Et voilà ! On y était à ce sujet explosif qu'Evy refusait obstinément d'aborder. Les enfants. Depuis la mise en place de la loi S il y avait de cela plus de 15 ans, les enfants étaient devenus une priorité dans le camp au point qu'au tout début, le général avait interdit aux femmes de combattre sur la frontière extérieure. Le nombre de naissance ayant augmenté dans les années suivantes, la loi avait été assouplie et Evy, comme d'autres de ses amies, avaient pu intégrer la garde principale pour défendre le camp. Cependant, en cas de grossesse, les femmes devaient automatiquement quitter la garde et faire des activités internes au camp. Tout ce dont la fille du général n'avait aucune envie.

« Mais je ne tiens pas à quitter la garde. J'y suis très bien. Je suis un bon soldat et des snipers, il n'y en a pas tant que cela au camp. Si je partais, ce serait compliqué de me remplacer.

– Personne n'est irremplaçable, même les très bons soldats. »

Le regard brun se perdit dans la contemplation de sa soupe. Qu'est-ce qui lui faisait le plus de mal ? Savoir qu'elle n'était pas irremplaçable ? Ou se dire que son père ne semblait pas vraiment lui accorder de l'importance ? Elle ressentit soudain une profonde tristesse mais c'était probablement la fatigue qui la rendait plus sensible. Elle essaya de n'en rien montrer. Son père n'appréciait pas l'étalage des sentiments. Elle non plus d'ailleurs.

« Non, personne ne l'est. »

Elle faillit rajouter que lui non plus mais étrangement, elle se doutait qu'il lui répondrait que non, il n'était pas irremplaçable alors à quoi bon.

« Sauf maman. »

Elle n'avait pas pu se retenir. Il avait tort. Un soldat, oui, ça pouvait se remplacer mais pas un être humain. Franck avait une lourde tendance à réduire les gens à une simple fonction et à presque en oublier leur humanité. Un paradoxe pour celui qui se targuait de vouloir protéger l'humanité. Sa mère avait été un soldat. Elle avait été tuée au combat. Elle avait été remplacée. Mais la mère... la mère ne l'avait jamais été. La femme non plus. Même s'il n'en parlait jamais, le général s'était obstiné à garder sa chaise, son fauteuil. Rien dans leur maison n'avait changé depuis sa mort. Le châle dont Sarah s'était couverte les épaules le soir précédant sa mort demeurait sur le fauteuil depuis 15 ans. Ni sa fille et encore moins son mari ne l'avait ôté.
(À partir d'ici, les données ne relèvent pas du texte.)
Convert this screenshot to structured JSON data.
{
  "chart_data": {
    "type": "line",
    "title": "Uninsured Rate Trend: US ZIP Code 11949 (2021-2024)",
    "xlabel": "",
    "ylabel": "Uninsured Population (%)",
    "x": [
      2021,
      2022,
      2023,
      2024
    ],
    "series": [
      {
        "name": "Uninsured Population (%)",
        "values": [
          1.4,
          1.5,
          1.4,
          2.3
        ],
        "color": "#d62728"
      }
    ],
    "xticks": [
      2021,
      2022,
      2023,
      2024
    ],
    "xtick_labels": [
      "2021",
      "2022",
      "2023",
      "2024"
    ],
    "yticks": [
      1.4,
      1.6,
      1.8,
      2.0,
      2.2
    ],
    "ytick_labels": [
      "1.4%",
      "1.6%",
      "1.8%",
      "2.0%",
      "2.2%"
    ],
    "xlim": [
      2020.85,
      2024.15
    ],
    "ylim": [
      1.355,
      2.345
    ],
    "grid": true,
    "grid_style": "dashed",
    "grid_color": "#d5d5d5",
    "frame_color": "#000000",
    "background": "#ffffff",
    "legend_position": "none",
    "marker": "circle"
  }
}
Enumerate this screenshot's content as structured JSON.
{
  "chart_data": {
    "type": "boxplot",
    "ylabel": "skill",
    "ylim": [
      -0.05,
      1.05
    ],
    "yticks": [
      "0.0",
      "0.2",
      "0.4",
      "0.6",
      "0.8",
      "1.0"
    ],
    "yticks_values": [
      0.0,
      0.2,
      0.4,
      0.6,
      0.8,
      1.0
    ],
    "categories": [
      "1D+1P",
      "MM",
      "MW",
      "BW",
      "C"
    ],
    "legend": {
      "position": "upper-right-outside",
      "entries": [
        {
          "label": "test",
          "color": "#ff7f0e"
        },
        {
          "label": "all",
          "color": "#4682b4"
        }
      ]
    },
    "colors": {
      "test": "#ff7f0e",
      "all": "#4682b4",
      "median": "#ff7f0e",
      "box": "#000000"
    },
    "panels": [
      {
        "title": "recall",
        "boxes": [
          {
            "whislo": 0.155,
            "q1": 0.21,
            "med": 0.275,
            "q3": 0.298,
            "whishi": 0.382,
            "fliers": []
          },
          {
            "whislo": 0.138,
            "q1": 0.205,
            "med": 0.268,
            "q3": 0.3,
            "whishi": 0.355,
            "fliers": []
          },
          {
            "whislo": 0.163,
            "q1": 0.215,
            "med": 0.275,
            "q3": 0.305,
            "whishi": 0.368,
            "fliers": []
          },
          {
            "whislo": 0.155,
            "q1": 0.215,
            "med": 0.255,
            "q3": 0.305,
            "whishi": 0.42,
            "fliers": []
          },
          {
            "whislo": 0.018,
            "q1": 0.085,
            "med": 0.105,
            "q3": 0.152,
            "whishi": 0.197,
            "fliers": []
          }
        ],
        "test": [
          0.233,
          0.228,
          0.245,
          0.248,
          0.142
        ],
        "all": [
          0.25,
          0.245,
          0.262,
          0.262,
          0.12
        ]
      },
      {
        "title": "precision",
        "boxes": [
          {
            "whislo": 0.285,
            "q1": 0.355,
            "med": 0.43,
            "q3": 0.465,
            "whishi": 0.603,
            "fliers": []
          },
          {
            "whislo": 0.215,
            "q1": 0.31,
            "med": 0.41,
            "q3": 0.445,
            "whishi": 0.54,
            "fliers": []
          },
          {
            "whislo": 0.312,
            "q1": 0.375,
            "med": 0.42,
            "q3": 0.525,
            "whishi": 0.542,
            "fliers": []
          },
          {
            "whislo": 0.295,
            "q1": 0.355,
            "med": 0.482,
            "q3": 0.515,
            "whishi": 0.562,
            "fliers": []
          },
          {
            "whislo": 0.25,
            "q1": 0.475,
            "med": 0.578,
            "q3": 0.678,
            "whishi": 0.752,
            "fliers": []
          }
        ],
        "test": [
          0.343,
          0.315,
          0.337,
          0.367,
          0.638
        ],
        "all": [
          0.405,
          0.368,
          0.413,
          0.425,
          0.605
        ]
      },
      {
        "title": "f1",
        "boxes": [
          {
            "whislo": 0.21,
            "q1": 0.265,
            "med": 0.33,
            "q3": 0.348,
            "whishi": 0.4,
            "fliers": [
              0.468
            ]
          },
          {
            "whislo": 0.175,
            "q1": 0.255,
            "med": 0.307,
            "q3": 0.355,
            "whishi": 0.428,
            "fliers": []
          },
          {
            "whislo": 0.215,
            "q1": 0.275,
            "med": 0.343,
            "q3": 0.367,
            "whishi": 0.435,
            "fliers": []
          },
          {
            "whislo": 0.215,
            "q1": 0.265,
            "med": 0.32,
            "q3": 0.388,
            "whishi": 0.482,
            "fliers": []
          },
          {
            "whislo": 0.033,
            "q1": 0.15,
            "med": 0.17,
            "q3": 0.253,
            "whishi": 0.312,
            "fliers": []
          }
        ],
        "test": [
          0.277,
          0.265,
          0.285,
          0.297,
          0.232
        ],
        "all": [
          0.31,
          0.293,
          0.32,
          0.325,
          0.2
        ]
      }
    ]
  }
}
« Ta mère a fait son devoir. Elle est morte en brave. Si la loi avait été promulguée avant, elle serait encore en vie. »

Evy avait-elle décelé un semblant de regret dans les propos de son père ? Elle n'aurait pas pu le jurer. Son regard se mit à se promener dans la pièce, s'attardant sur tout ce qui restait de sa mère. S'il ne le disait pas, le général souffrait de sa mort. Elle lui manquait.

« C'est à cause d'elle cette loi ? C'est pour elle que tu l'as appelée Loi S... S pour Sarah ? »

C'était une question qu'elle s'était toujours posée mais elle n'avait jamais osé la poser jusque là. Le général ne répondit pas, préférant continuer simplement son repas. Le regard brun finit par se poser sur lui. Ses traits étaient toujours les mêmes. Aucun sentiment ne transparaissait. Cet homme était un vrai mur.

« Peu importe de toute façon. Je ne compte pas me marier que ce soit avec Josh ou qui que ce soit d'autre. »

Evy chercha à se reconcentrer sur son bol. Elle ne s'était pas mise en colère. Elle avait juste donné son point de vue. Son père le connaissait très bien déjà mais il ne cessait depuis quelques semaines de toujours revenir à cette histoire d'enfants. Le mariage, c'était juste un moyen détourné d'y revenir.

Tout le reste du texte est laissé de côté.